The Global Fulbright Legacy

Our future is not in the stars but in our minds and hearts. Creative leadership and liberal education, which in fact go together, are the first requirements for a hopeful future for humankind. Fostering these—leadership, learning, and empathy between cultures—was and remains the purpose of the international scholarship program.
-Senator J. William Fulbright

When Senator J. William Fulbright sponsored legislation establishing the Fulbright Program, signed into law by President Truman on August 1, 1946, he saw a world devastated by war and awed by its newly acquired atomic power. Drawing from his own transformative experience as a Rhodes Scholar, the young Senator reasoned that people and nations had to learn to think globally if the world was to avoid annihilation. He believed that if large numbers of people lived and studied in other countries, "they might develop a capacity for empathy, a distaste for killing other men, and an inclination for peace."

What makes this program unique is its establishment of a global network of binational exchanges between the United States and partner nations. Today, there are 49 Binational Commissions, including Jordan, administering the Fulbright Program worldwide, along with over 100 Embassy-administered Fulbright Programs in non-Commission countries.

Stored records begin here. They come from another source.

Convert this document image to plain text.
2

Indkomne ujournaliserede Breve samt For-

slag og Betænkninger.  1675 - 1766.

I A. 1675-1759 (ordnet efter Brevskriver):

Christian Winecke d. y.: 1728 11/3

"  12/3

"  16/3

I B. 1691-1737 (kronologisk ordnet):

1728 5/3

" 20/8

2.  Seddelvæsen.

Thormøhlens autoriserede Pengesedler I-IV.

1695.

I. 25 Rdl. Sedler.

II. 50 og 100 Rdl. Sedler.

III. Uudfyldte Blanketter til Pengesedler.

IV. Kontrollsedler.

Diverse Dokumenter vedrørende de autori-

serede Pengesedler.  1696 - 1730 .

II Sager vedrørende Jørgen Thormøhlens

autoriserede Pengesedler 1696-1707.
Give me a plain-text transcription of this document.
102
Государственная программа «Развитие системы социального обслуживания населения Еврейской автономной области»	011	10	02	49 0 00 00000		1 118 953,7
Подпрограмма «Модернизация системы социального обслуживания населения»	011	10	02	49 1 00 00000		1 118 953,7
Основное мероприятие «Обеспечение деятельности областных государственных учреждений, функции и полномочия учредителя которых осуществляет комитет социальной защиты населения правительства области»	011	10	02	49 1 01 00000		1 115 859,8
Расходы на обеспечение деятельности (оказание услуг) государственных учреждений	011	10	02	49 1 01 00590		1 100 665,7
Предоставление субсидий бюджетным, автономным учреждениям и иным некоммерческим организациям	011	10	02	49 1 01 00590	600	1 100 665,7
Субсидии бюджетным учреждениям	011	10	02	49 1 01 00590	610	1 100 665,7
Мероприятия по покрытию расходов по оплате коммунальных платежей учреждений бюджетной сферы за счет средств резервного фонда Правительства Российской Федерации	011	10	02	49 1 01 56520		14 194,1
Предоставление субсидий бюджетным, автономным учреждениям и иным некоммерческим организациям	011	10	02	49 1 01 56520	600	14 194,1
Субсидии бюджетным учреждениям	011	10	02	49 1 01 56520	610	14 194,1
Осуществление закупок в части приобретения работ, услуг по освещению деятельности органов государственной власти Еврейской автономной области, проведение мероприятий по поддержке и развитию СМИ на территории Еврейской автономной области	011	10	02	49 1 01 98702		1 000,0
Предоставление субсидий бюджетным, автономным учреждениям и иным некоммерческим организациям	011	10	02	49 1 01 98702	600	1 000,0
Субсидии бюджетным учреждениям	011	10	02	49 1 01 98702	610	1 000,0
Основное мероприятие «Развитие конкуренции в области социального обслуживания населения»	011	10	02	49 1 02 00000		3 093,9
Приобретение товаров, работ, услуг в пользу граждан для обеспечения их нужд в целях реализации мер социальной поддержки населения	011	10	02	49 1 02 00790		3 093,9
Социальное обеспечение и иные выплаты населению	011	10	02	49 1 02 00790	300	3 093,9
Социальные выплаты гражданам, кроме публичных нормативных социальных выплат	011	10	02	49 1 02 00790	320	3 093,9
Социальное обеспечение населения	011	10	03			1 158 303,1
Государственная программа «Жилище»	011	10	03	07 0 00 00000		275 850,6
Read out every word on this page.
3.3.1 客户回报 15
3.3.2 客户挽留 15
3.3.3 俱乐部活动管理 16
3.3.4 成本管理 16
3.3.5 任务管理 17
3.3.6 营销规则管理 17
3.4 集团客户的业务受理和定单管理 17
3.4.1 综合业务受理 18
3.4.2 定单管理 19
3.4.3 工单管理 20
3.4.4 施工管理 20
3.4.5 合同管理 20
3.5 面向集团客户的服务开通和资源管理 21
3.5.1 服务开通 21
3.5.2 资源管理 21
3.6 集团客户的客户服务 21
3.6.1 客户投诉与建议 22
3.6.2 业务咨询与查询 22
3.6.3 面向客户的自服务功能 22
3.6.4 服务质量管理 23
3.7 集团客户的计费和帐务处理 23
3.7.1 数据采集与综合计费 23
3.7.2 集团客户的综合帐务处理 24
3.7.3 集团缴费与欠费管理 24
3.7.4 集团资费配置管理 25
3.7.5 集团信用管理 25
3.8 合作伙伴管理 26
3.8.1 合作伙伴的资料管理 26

True binationalism was a primary objective of Senator Fulbright from the beginning. "I had not wanted this to be an American program," he wrote. "In each country, binational commissions were to develop the kind of program that made sense to them—what kinds of students or teachers and professors should be selected, what kind of research work."

The Fulbright Program is administered by the U.S. Department of State, with policy guidance from the Fulbright Foreign Scholarship Board. This Board, composed of 12 presidentially appointed members drawn from academic, cultural, and public life, establishes guidelines for the educational exchange program.

From its inception, the Fulbright Program has maintained its academic integrity, respecting the freedom and independence that should characterize scholarly and intellectual discourse across national boundaries. The program has produced several generations of leaders with broadened vision in the sciences, arts, education, literature, business, media, and government. In human terms, it has touched the lives of hundreds of thousands of Fulbrighters and, through them and the colleagues they've influenced, fostered greater understanding between the United States and nations worldwide.

This remarkable system has enabled more than 400,000 participants from the United States and over 160 countries to engage in educational exchanges. These participants include foreign nationals who have taught, studied, or conducted research in the United States, as well as Americans who have pursued similar opportunities overseas.